Transumanza

La prima volta che sono stato a Santo Stefano di Sessanio è stato in una giornata di sole, di giallo e di nero.

C’era un sole cocente, quel giorno di agosto.
Mi aveva portato lì una strada inattesa, una decisione di due giorni prima. Prendere e andare. Partire senza una mèta. C’era un nome che da anni mi si era fissato nella mente: Rocca Calascio. Un borgo abbandonato, e poi ripopolato da una famiglia di romani. Un nome che per tanti anni andavo semplicemente a controllare ogni tanto sull’atlante del Touring, volume Centro Italia. Un punto, un nome sperso in una macchia senza strade, solo una, spersa, che saliva fino a lì. È stato naturale, per il mio primo viaggio da solo, dirigermi lì: avevo scoperto che esisteva ancora quella famiglia di romani, esisteva il loro rifugio della Rocca. Arrivare, e scoprire quel posto è stato illuminante.

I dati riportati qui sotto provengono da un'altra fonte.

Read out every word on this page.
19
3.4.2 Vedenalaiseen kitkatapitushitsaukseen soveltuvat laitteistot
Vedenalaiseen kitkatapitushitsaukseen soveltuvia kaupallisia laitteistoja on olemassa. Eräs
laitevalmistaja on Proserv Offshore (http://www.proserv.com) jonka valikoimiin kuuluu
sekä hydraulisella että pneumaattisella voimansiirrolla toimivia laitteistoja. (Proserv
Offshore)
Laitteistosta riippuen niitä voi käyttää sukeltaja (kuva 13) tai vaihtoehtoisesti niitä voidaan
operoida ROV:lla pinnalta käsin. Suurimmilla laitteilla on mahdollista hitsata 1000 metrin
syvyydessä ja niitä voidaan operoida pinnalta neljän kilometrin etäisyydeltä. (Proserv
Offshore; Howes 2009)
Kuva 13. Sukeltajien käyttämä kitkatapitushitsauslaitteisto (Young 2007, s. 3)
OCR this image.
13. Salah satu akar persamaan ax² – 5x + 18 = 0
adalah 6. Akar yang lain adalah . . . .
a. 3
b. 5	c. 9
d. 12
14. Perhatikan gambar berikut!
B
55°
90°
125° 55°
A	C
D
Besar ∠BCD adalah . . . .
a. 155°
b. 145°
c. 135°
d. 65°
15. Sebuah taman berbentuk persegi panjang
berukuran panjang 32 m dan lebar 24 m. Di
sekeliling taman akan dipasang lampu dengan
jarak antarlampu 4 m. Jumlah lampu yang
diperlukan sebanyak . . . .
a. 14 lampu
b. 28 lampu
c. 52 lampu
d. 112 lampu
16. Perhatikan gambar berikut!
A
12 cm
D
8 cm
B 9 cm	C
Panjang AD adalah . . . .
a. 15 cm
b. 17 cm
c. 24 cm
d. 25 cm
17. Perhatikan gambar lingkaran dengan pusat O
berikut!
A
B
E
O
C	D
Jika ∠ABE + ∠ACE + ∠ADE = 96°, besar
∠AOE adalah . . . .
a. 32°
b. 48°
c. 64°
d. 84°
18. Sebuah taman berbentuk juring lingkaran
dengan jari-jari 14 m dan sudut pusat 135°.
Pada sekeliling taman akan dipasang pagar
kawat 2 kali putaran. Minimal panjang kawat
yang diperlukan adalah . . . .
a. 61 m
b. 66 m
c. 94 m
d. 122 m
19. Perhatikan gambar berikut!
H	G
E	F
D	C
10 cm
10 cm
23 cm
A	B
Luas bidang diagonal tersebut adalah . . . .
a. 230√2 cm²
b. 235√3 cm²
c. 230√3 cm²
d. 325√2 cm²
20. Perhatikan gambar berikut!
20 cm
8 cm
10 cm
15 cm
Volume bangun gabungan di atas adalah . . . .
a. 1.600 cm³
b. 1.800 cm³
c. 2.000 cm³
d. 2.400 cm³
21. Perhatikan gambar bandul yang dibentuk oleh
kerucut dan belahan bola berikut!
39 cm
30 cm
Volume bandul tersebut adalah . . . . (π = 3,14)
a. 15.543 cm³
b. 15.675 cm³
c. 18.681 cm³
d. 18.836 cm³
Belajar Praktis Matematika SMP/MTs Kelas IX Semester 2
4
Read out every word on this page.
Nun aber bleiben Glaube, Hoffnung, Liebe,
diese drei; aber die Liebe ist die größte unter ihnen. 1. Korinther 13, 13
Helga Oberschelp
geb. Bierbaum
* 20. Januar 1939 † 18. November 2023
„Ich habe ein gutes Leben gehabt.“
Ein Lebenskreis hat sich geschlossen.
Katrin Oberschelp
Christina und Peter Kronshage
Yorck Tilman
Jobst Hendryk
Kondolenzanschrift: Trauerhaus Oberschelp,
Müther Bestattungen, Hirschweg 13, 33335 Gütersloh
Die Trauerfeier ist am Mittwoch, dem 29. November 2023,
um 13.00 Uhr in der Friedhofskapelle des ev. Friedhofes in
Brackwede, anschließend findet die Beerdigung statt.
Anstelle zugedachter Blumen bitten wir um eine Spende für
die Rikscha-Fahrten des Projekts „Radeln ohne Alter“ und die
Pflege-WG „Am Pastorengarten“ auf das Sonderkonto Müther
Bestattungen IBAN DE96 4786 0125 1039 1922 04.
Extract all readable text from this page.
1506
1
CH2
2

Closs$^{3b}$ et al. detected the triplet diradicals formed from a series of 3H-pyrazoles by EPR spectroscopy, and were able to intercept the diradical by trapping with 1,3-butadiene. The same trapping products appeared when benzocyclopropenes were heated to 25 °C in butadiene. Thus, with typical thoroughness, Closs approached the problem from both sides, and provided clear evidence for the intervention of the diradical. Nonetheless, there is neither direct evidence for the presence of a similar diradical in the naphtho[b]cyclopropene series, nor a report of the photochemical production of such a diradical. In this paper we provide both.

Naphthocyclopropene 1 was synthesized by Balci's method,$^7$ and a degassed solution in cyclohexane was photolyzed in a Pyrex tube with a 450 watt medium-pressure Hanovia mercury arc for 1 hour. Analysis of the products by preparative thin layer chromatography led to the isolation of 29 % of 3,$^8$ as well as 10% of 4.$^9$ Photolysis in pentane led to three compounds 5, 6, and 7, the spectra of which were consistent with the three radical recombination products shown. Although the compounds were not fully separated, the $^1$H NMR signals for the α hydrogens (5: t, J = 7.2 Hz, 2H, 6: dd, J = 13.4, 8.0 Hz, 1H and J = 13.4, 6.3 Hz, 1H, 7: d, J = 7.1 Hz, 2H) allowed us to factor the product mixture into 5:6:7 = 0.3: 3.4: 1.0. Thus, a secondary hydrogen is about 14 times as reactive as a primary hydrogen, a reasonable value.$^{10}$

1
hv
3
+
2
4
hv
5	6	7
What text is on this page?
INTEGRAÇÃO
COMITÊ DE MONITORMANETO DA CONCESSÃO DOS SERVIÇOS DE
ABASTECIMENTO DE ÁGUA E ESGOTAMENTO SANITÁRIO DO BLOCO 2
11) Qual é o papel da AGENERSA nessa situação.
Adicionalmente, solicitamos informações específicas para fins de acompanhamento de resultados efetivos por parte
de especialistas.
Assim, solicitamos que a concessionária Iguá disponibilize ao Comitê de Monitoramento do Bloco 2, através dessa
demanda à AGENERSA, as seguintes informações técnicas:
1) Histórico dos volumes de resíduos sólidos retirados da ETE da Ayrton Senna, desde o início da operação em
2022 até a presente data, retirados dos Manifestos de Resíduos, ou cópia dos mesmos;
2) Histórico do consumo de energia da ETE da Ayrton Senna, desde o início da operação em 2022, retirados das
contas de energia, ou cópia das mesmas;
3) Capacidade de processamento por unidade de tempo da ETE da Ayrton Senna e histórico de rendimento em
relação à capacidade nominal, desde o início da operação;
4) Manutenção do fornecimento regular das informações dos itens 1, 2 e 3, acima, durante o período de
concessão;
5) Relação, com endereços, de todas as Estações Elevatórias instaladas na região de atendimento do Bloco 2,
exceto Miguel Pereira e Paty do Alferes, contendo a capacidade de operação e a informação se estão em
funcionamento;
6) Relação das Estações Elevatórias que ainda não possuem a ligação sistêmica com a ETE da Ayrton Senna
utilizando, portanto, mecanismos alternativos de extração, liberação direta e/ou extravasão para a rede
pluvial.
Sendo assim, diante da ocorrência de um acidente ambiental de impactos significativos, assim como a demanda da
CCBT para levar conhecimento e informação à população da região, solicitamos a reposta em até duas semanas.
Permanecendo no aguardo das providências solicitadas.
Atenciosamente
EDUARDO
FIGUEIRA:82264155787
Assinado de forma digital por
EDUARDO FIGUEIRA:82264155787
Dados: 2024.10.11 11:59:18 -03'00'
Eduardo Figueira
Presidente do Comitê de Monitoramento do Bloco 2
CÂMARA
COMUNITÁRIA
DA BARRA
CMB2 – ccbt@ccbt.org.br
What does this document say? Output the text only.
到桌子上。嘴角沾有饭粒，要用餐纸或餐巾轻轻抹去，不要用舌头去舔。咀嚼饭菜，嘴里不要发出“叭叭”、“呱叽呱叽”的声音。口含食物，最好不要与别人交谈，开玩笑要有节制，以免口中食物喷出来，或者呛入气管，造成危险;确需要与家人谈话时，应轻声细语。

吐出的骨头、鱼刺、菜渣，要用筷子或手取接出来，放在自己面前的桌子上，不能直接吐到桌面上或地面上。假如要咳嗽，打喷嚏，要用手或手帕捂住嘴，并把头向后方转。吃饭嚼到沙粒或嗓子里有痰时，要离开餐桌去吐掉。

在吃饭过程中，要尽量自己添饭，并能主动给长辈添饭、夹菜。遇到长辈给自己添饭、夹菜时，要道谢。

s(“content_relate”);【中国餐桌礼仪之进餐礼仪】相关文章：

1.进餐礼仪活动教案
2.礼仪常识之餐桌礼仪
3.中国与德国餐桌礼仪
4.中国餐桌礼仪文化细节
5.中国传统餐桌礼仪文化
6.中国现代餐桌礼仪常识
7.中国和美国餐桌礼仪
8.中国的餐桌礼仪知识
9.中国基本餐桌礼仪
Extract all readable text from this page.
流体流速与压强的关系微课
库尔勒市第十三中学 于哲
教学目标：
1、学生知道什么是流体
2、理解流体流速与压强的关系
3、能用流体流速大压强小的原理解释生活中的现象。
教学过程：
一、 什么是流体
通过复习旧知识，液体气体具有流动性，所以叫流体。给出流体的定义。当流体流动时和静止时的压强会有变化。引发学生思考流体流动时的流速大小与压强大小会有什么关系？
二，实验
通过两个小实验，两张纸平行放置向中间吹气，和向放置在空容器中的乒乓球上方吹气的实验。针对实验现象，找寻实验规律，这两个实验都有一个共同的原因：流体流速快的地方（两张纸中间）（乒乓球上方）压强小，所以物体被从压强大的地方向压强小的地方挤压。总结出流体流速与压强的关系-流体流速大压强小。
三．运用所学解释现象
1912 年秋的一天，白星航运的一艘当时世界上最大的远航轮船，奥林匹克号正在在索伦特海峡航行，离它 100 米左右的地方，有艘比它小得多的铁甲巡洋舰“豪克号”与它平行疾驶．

Il secondo giorno, quel giorno di sole di giallo e di nero. Dietro la Rocca, un sentiero si allunga ancora per poco in piano, per poi gettarsi in una picchiata di sassi e sterpi, solleticando il fianco di una collina. Un sentiero della transumanza. Sentirsi gregge senza pastore, pecora senza gregge. Sentirsi bestia nella natura. E giunto ai piedi della collina ti accorgi che puoi  ancora scendere, seguendo una nuova strada: prosegue là, verso quel borgo. Vedi solo una torre, poche case che la abbracciano. Il sentiere scende, striscia grigia tra gialli sterpi. I pochi rimasti gialli, perché quel giallo bruciato dal sole, nell’agosto del 2007, era stato divorato dal nero delle fiamme. Un nero cenere che aveva accompagnato la salita verso Calascio, poco dopo aver lasciato Popoli, e poi salendo, dietro San Pio delle Camere.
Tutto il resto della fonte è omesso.